I am trying to solve exercise 28 from chapter 14 of Dummit & Foote's Abstract Algebra, which says the following:
- Let $f(x)\in F[x]$ be an irreducible polynomial of degree $n$ over the field $F$, let $L$ be the splitting field of $f(x)$ over $F$ and let $\alpha$ be a root of $f(x)$ in $L$. If $K$ is any Galois extension of $F$ contained in $L$, show that the polynomial $f(x)$ splits into a product of $m$ irreducible polynomials each of degree $d$ over $K$, where $m=[F(\alpha)\cap K:F]$ and $d=[K(\alpha):K]$. [If $H$ is the subgroup of the Galois group of $L$ over $F$ corresponding to $K$ then the factors of $f(x)$ over $K$ correspond to the orbits of $H$ on the roots of $f(x)$. Then use Exercise 9 of Section 4.1.]

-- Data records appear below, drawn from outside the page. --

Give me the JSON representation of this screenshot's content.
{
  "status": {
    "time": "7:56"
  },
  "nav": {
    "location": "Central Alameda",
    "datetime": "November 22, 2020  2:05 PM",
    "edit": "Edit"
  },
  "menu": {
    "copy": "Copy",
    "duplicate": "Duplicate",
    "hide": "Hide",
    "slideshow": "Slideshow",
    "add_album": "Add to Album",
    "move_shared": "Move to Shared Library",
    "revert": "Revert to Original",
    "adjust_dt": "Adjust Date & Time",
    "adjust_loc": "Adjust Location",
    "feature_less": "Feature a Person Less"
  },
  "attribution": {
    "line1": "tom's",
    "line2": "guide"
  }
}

After some effort, I managed to write a proof of this result for the case where $f(x)$ is separable, since in this case, $L/F$ is a Galois extension and I can make use of the Galois correspondence. The case where $f(x)$ is inseparable remains. In this case, I don't know how to proceed. My first attempt was to try to use the fact that $L$ contains $K$ (which is Galois over $F$, hence separable) to deduce that $L/F$ is separable, but I couldn't prove it, which led me to the following question:
- Are there finite Galois extensions contained in inseparable extensions? If so, can you give me an example?
The hint given in the exercise assumes that the Galois group of $L$ over $F$ is well-defined, meaning that $L/F$ is Galois. So, I wonder if I should assume that $f(x)$ (and consequently, $L/F$) is indeed separable. My other questions are:
- Is this result true if $f(x)$ is not separable? If so, how to prove this result in that case? If not, what is a counterexample?